Kentucky High School Athletic Association Commissioner Julian Tackett spoke briefly about the upcoming high school sports season at the Interim Joint Committee on Education and the KDE Superintendents Webcast on Monday.
In a positive tone Tackett stated, "We are looking at having fall sports, without doubt. We are still planning for fall sports. What that looks like could change, just like the data related to the virus changes. We are more optimistic now than perhaps a few weeks ago."
Tackett stated that sports is an important tool in preventing dropouts with some students, and felt it was important to get sports started back up when it is deemed safe to do so.
"We realize that we're walking a tightrope here," Tackett stated. There's obviously perceived and, likely, real risks of participation in extracurricular athletics. But we are also in very many communities the No. 1 dropout prevention tool that you have. There are people in our communities that every one of you know would not be participating if there was not an athletics or activities opportunity. We're trying to walk that tightrope delicately."
Tackett also talked about the KHSAA needed to be flexible in their efforts to open sports back up. Representative Steve Riley asked if there was talk about moving 'high contact sports to spring and perhaps playing 'less contact sports' in the fall. Tackett stated that is something that will be discussed in Friday's KHSAA Board of Control meeting. Tackett explained, according to experts, that basketball could be more dangerous than football - in regards to COVID-19 - because basketball is played indoors.
Last month there was a rumor going around that the KHSAA were to vote on a proposal to switch football to spring and baseball to fall, but the KHSAA later stated that there was no move like that up for vote at this time. However, Tackett did state that he was not sure if all six of the traditional fall sports (football, volleyball, soccer, field hockey, golf and cross country) would all be played in the fall season this fall.
The question of limiting and/or eliminating travel to play out-of-state teams was brought up. Tackett stated this would be a decision made by each individual district, and he noted that some states might be more of a risk than other states.

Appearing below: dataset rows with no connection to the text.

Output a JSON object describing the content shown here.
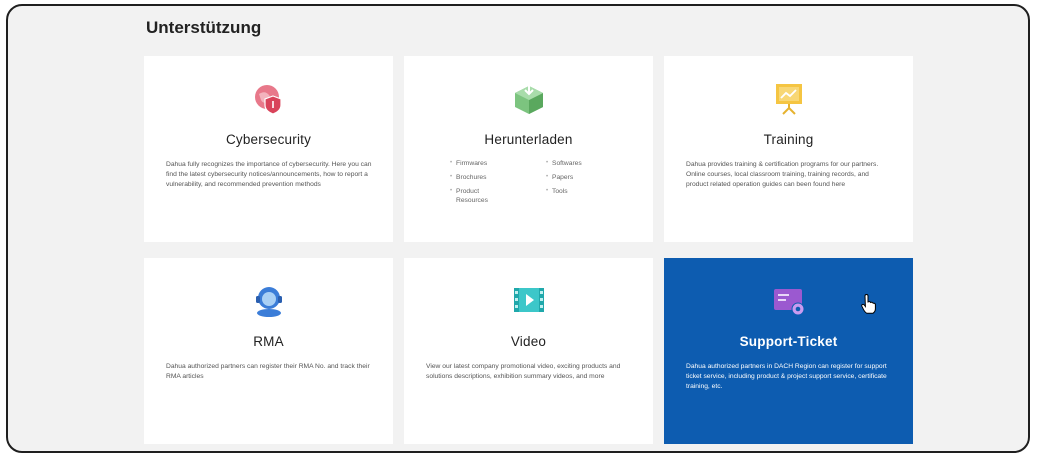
{
  "page": {
    "title": "Unterstützung"
  },
  "cards": [
    {
      "title": "Cybersecurity",
      "icon": "shield-globe-icon",
      "description": "Dahua fully recognizes the importance of cybersecurity. Here you can find the latest cybersecurity notices/announcements, how to report a vulnerability, and recommended prevention methods"
    },
    {
      "title": "Herunterladen",
      "icon": "download-box-icon",
      "links": [
        "Firmwares",
        "Softwares",
        "Brochures",
        "Papers",
        "Product Resources",
        "Tools"
      ]
    },
    {
      "title": "Training",
      "icon": "presentation-board-icon",
      "description": "Dahua provides training & certification programs for our partners. Online courses, local classroom training, training records, and product related operation guides can been found here"
    },
    {
      "title": "RMA",
      "icon": "headset-agent-icon",
      "description": "Dahua authorized partners can register their RMA No. and track their RMA articles"
    },
    {
      "title": "Video",
      "icon": "video-play-icon",
      "description": "View our latest company promotional video, exciting products and solutions descriptions, exhibition summary videos, and more"
    },
    {
      "title": "Support-Ticket",
      "icon": "ticket-gear-icon",
      "description": "Dahua authorized partners in DACH Region can register for support ticket service, including product & project support service, certificate training, etc."
    }
  ],
  "colors": {
    "active_card": "#0d5cb0",
    "background": "#f2f2f2",
    "card": "#ffffff"
  }
}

"You're dealing with contracts signed by each individual school, but I think the guidance we are working toward would state that those need to be reaffirmed by the local board of education if they're going to be played," Tackett said. "We want that responsibility perhaps above the coach level who made that decision. Certainly, there are certain states that should be off limits. But I also know that past directives to try to restrict out-of-state travel have not found themselves well in the judiciary."
There seems to be a lot more questions than answers at this time, in regards to high school fall sports, but more light might be shed on the subject after Friday's Board of Control meeting. Also, Tackett feels the fall sports picture might become more clear at the end of the month of July.